Returning to campus this week, second-year student Eoin Steffens has struggled to re-adjust to living with people he actually likes after spending his winter break at home, clashing with his family.
“Look, I love my family,” Steffens said. “I just don’t like them very much, ok?”
Steffens said relationships with his parents have been strained ever since he decided to double major in Art Education and Gender & Women's studies, and that he doesn’t get along with his younger siblings when they’re all living in the same house.
“By the time break was over, it was just tension all the time,” he said, “and now I just can’t shed that energy, even though I’m back in Madison.”

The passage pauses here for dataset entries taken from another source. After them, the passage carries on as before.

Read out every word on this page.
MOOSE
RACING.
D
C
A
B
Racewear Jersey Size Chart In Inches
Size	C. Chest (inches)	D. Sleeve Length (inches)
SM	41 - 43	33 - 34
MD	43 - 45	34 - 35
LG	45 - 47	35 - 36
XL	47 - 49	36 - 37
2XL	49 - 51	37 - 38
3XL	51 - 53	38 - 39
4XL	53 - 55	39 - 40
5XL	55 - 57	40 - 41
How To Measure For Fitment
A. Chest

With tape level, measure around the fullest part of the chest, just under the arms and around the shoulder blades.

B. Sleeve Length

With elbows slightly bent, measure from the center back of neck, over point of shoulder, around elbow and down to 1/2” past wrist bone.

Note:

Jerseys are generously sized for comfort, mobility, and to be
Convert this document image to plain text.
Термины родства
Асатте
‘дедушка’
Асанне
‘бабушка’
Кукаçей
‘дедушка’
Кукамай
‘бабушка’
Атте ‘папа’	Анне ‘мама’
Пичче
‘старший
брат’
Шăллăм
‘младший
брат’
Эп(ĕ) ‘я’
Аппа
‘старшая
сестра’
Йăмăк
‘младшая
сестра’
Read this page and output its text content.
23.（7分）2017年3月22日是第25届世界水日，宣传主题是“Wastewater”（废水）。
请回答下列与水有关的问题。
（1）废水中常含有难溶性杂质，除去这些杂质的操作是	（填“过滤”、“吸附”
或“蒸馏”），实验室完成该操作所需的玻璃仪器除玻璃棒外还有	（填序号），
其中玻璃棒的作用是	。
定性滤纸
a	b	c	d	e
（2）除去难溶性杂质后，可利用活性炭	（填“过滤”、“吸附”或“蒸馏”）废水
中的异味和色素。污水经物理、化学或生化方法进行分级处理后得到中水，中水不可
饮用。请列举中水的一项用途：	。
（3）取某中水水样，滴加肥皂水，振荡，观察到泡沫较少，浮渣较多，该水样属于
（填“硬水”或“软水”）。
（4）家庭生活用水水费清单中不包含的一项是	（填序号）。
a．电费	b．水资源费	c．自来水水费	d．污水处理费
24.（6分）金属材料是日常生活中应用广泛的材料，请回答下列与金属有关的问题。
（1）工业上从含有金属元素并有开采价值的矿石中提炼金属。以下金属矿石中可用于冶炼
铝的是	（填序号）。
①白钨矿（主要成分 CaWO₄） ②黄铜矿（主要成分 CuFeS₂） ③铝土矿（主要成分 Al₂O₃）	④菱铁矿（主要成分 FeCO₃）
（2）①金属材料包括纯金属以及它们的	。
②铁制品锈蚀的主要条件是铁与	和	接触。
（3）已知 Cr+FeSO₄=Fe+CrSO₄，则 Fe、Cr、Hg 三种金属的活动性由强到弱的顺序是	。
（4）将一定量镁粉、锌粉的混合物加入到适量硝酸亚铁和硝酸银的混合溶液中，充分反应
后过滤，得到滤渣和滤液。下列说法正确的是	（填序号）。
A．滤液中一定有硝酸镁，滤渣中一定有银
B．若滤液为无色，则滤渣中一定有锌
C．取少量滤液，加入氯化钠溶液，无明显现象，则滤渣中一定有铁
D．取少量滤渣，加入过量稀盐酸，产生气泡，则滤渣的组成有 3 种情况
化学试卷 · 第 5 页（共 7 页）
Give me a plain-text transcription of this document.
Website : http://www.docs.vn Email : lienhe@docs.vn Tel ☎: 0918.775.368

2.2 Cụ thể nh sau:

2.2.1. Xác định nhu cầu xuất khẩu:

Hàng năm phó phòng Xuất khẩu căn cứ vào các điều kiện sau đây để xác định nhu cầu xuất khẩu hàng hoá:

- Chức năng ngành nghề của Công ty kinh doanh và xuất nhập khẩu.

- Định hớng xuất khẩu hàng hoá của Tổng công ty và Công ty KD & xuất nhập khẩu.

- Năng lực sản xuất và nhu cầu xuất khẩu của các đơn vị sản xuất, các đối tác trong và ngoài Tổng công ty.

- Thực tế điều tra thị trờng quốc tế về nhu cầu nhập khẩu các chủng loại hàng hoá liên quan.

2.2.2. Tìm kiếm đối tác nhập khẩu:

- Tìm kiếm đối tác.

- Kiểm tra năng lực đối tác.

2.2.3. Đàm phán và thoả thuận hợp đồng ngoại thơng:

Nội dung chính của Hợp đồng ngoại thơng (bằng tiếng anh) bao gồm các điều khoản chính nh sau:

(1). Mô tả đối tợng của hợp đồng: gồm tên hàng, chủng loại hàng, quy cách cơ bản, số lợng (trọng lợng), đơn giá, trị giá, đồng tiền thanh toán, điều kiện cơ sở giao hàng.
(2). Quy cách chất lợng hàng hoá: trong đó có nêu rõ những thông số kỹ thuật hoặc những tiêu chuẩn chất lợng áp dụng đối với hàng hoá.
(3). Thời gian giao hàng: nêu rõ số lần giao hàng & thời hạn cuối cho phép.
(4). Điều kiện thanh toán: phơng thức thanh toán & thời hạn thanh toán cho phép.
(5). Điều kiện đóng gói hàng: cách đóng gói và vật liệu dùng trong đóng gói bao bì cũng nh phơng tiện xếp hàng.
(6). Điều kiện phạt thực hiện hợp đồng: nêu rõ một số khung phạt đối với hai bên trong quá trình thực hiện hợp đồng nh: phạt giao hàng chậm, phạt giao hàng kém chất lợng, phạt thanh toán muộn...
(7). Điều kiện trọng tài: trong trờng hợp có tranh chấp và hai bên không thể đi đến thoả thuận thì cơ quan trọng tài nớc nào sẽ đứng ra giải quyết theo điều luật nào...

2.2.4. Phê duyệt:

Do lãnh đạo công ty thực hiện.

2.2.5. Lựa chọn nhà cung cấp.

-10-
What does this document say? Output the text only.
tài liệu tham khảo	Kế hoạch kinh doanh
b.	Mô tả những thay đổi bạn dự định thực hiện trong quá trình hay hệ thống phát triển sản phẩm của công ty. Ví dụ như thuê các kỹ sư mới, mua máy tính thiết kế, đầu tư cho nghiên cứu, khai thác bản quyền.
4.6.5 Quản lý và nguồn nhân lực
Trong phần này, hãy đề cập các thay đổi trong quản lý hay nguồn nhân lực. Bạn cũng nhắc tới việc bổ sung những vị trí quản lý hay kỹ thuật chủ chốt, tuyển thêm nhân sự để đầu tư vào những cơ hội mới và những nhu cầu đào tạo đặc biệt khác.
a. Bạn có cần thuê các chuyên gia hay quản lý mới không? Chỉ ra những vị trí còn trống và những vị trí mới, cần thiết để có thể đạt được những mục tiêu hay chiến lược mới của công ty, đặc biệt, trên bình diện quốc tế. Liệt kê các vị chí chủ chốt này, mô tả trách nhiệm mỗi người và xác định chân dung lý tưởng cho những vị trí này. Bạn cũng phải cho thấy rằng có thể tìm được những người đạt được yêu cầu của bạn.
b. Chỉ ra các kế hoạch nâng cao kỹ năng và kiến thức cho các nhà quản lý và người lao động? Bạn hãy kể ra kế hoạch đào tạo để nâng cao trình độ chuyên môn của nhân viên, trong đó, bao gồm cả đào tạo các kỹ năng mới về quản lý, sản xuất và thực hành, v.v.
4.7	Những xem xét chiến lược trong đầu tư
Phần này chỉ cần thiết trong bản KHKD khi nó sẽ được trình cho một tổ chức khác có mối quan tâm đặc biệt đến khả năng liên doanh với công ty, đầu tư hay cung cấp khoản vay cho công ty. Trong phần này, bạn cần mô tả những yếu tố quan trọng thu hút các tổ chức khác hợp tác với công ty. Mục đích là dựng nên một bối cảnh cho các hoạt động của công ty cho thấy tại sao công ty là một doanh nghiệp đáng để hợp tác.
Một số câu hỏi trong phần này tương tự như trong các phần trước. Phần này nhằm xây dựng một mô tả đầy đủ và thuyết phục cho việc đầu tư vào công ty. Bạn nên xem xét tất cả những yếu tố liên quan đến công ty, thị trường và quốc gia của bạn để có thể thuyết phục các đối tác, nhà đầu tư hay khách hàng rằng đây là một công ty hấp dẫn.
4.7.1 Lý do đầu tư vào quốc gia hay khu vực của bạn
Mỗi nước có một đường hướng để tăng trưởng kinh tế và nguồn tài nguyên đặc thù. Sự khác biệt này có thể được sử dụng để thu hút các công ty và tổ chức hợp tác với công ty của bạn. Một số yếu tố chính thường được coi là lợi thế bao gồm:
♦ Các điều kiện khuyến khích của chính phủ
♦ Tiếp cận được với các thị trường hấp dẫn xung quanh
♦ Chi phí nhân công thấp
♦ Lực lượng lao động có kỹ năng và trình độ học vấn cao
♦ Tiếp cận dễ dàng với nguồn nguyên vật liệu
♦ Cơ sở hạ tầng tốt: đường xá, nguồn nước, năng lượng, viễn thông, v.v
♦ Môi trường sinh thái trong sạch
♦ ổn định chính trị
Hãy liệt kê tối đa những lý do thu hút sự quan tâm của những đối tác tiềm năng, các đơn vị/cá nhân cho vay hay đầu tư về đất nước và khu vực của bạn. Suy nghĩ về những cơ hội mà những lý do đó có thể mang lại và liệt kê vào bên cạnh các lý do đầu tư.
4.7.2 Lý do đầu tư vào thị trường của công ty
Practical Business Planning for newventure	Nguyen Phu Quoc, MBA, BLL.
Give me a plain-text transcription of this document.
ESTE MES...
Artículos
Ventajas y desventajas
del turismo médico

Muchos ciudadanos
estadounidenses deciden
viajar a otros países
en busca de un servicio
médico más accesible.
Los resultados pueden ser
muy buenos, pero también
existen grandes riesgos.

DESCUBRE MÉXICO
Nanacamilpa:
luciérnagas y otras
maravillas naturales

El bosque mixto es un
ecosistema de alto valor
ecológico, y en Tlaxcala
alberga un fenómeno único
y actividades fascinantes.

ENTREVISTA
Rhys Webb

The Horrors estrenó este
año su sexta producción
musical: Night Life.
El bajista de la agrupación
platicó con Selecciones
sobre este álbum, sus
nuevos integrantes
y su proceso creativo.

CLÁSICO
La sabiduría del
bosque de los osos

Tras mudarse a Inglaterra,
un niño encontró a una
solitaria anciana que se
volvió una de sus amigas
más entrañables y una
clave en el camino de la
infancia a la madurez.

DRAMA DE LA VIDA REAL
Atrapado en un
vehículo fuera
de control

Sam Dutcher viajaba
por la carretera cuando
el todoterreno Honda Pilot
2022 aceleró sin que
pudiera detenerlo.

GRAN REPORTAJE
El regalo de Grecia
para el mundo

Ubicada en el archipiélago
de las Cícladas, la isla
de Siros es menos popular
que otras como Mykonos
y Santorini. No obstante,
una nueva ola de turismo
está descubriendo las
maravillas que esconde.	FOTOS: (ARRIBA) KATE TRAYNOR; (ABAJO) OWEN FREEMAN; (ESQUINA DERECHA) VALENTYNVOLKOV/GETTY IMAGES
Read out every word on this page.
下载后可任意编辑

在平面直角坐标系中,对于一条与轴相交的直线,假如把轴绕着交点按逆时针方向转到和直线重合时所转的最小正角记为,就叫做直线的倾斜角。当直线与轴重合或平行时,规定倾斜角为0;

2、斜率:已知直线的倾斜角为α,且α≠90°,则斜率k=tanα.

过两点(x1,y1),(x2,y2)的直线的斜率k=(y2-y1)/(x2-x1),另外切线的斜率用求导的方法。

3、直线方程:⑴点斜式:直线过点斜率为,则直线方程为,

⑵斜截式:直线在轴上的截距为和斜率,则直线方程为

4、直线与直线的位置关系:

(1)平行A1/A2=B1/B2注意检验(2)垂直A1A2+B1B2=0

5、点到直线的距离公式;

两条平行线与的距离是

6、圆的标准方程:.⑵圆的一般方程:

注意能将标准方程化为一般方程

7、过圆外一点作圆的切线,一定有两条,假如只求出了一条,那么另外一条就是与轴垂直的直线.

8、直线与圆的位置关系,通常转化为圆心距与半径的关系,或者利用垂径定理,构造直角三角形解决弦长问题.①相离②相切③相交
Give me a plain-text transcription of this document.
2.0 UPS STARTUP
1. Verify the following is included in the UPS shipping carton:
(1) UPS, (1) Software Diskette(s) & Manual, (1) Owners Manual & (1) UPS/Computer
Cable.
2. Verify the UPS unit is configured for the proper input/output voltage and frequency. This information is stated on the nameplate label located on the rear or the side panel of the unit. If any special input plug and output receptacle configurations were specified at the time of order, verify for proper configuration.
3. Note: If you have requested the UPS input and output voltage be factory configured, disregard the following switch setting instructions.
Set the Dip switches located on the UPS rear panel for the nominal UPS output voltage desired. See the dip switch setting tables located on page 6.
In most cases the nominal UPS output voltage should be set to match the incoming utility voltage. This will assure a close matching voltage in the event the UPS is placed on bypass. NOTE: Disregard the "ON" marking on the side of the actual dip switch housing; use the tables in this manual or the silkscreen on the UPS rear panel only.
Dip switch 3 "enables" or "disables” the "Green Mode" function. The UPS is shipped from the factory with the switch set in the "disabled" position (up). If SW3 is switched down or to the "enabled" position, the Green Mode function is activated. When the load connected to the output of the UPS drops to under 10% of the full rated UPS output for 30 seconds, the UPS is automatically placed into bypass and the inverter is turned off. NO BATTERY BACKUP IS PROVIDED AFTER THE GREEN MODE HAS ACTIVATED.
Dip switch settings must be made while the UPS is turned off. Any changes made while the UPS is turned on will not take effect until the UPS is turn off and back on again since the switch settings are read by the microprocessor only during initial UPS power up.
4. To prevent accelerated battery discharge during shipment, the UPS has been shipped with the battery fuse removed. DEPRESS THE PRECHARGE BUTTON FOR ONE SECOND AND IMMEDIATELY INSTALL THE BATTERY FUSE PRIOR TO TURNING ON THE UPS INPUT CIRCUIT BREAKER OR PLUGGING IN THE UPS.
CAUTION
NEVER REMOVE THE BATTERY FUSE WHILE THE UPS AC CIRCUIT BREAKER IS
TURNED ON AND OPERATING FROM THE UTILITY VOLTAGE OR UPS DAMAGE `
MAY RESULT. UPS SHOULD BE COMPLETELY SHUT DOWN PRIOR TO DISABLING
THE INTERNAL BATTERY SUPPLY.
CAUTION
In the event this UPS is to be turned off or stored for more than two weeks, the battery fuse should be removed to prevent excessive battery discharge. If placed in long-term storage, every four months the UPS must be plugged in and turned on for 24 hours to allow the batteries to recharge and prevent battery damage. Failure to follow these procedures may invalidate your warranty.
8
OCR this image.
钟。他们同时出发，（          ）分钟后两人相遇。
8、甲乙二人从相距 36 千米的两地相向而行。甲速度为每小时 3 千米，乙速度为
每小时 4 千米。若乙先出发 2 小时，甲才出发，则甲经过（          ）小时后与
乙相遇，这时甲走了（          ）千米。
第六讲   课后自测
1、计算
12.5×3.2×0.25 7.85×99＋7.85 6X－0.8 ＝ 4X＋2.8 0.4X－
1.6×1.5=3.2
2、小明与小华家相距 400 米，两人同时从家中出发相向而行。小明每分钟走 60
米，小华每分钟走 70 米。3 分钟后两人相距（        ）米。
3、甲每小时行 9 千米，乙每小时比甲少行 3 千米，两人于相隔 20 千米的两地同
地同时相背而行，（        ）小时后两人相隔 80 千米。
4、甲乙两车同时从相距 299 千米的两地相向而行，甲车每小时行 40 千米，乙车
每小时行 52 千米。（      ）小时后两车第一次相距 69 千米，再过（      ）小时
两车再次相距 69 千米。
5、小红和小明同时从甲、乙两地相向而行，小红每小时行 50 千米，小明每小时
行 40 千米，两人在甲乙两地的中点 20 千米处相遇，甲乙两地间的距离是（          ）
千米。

“It’s like, you ask him to do anything and he’s immediately snarky about it,” said Geoff Mathews, one of Steffens’ roommates. “He’ll imitate your voice, like, three octaves up, or mutter something about how glad we should be that he understands the importance of men doing chores as a key step to achieving true equality and dismantling the patriarchy. Then he’ll, like, look up, kind of apologize, and do it again five minutes later. It’s a weird vibe.”
Henry Neidig, their other roommate, concurred.
“Look, Eoin’s usually a pretty cool dude,” he said, “and he’s chill about chores and shit. But it always takes him a while to remember he likes us and we like him and that’s not, like, obligated. Until he remembers that, there’s just this adjustment period of aggressive passive-aggressiveness.”
“I’ll get over it,” Steffens said. “I might have to get blackout drunk a couple times to forget how annoying the fam is, but I’ll come around.”